Java EE to Spring Boot Program Playbook
Migrate Java EE applications to Spring Boot in waves. Replace EJBs and app-server coupling with embedded runtimes, externalized config, and a modern CI pipeline, then cut over with blue-green deployment.
Java EE applications carry years of application-server coupling: EJBs, JNDI lookups, container-managed transactions, and vendor-specific deployment descriptors. This program migrates them to Spring Boot, replacing the heavyweight app server with an embedded runtime, externalized configuration, and a modern CI pipeline. The work is organized in waves so a large portfolio moves predictably.
Phase-by-Phase
Inventory and Compatibility Assessment. Catalog every Jakarta EE API in use, the app servers each application targets, and the libraries pinned to them. Score each application by complexity and risk, then sequence migration waves starting with low-risk, high-learning candidates.
Framework and Build Modernization. Replace EJBs and container services with Spring components and starters.
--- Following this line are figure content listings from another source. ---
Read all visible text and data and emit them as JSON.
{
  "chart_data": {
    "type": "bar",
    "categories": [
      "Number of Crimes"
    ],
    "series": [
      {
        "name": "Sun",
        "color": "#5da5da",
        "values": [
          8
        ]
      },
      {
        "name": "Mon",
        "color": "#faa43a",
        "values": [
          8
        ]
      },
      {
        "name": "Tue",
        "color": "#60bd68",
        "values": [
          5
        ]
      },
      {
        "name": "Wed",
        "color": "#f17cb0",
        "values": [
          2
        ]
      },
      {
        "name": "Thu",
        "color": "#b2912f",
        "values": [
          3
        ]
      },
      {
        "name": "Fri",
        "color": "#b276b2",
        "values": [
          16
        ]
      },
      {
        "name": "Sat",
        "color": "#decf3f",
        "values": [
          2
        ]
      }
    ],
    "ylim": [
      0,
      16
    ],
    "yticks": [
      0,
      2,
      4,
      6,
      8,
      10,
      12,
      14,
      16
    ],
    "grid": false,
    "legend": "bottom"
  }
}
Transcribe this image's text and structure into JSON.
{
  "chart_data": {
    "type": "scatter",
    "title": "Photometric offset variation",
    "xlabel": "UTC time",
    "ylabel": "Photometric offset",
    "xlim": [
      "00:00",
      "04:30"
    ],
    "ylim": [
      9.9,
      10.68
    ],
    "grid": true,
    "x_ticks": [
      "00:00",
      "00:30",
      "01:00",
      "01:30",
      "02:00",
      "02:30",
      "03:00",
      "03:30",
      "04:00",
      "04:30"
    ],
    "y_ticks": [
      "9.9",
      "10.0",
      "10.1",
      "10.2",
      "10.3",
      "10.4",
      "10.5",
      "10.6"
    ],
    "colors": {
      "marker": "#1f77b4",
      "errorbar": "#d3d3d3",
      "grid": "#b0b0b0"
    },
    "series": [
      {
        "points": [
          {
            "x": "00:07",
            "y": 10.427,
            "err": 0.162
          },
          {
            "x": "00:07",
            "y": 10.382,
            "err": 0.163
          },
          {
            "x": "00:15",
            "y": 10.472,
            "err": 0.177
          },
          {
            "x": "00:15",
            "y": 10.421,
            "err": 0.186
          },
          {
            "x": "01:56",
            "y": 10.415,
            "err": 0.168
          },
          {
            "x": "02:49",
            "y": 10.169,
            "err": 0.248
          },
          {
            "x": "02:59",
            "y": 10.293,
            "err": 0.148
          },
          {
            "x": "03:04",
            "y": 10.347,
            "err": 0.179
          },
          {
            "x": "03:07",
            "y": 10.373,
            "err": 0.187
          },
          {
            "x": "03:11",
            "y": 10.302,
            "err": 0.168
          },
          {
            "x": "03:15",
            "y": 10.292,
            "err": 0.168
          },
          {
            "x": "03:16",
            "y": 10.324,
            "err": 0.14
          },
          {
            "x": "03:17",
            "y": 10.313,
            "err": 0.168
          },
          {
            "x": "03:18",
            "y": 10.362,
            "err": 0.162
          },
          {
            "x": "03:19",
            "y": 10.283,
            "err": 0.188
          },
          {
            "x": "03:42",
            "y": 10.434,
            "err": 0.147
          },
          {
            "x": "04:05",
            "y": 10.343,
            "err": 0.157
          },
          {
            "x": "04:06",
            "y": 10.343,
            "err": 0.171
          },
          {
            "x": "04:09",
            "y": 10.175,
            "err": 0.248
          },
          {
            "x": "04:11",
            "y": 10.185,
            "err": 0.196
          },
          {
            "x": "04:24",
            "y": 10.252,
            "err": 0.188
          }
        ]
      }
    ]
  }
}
Move the build to a reproducible pipeline with dependency management and automated tests. A regression suite captured early protects behavior through the rest of the migration.
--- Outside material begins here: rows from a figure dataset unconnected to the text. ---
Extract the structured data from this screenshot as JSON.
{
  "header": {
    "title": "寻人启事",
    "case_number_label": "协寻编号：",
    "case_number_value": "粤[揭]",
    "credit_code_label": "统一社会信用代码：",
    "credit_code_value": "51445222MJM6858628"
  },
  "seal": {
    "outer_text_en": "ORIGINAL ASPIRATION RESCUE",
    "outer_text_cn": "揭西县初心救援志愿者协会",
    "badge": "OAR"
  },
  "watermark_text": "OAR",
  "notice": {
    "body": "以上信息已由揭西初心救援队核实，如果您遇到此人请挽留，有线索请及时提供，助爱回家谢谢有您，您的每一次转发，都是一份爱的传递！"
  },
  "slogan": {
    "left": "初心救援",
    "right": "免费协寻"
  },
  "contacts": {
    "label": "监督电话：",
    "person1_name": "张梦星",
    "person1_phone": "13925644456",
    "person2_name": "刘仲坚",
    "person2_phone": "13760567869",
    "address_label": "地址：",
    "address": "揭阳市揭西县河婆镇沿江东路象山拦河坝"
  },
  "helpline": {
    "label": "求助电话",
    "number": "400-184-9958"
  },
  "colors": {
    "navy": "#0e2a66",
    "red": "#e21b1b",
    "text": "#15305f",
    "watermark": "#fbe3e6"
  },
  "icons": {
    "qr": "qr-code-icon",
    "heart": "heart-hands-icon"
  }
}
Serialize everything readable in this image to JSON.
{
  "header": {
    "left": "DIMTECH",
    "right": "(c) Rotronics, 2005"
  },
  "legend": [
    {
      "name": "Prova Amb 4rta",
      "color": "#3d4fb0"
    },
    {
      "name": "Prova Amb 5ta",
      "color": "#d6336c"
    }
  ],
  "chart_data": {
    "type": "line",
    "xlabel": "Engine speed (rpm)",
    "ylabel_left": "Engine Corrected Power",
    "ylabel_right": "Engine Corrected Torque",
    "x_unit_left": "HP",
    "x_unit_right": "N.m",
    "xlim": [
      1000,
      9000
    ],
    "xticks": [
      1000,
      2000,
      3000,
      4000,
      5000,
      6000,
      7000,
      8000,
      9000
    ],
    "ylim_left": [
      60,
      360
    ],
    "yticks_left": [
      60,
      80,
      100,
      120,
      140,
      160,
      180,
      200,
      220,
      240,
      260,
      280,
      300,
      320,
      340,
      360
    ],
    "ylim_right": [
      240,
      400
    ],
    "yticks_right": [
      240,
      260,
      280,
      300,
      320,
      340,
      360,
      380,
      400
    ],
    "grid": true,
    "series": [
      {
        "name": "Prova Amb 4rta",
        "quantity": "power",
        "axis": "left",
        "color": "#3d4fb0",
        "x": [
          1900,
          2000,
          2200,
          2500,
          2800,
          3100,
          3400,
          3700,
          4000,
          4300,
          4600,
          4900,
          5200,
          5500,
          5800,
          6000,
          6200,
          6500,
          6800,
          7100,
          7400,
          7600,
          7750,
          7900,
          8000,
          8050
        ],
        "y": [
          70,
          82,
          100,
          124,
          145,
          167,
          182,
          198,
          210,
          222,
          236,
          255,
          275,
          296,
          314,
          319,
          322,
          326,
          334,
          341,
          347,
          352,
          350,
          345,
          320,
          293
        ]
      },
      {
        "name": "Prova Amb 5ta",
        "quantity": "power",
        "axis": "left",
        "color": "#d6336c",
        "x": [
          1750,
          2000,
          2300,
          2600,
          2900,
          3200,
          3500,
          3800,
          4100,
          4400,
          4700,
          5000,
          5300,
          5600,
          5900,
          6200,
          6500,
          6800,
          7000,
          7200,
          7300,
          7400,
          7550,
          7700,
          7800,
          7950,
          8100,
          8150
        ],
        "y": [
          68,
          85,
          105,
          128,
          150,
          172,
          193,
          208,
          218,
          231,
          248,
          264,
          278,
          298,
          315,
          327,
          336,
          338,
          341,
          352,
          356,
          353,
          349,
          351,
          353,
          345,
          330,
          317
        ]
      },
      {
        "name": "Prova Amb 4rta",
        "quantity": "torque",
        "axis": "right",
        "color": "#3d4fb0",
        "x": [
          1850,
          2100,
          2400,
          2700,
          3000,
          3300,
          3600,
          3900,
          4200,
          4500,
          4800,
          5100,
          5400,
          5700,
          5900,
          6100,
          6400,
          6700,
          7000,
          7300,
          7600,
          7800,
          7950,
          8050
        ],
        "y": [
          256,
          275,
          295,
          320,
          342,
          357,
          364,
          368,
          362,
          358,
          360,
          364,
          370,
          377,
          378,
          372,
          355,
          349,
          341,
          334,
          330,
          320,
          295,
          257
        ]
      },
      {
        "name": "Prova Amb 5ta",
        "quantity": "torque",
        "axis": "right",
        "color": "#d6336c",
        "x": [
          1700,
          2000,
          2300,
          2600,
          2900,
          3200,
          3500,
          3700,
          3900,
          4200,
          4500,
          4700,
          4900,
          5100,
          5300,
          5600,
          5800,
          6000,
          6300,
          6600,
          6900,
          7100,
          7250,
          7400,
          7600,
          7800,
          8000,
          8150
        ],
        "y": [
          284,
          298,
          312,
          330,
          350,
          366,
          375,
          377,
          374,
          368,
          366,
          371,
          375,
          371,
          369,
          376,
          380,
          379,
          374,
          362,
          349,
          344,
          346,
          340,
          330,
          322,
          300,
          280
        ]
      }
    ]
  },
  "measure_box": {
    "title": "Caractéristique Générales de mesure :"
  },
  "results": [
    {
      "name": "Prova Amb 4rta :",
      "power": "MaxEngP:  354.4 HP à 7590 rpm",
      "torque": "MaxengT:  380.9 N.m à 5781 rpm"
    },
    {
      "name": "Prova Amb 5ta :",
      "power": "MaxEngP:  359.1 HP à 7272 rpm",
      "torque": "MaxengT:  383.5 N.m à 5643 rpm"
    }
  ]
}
Runtime and Configuration Migration. Externalize configuration per twelve-factor principles, migrate JNDI data sources and JMS destinations to Spring-managed equivalents, and containerize the embedded runtime. Validate runtime parity against the legacy deployment under representative load.
Cutover and Decommission. Run the Spring Boot version in parallel, validate functional and performance parity, then cut over with blue-green deployment and a tested rollback. Decommission the application server only after SLOs hold in production.
Team and Roles
An architect sets target patterns and records decisions. Backend engineers do the framework conversion. DevOps builds the pipeline and container images; SRE owns runtime parity and cutover. QA maintains the regression and performance suites that gate each wave.
Risks and Mitigations
API incompatibility between Jakarta EE and Spring abstractions is common; the upfront inventory and regression suite catch it early. Configuration drift between environments is contained by configuration-as-code and externalized settings. Performance regression from the runtime change is caught by load testing before cutover. Coordinate waves so shared libraries are upgraded once, not repeatedly.
Success Criteria
Success is faster deployments, improved MTTR, dramatically shorter startup time from the embedded runtime, and shorter build times from the modernized pipeline. Application servers should be fully decommissioned by program end.
Tooling
Use Spring Boot starters for the runtime, Docker images hardened to a known base, Kubernetes for orchestration, and a Git-driven CI pipeline. PostgreSQL or the existing relational store remains the data backend; only the access layer changes.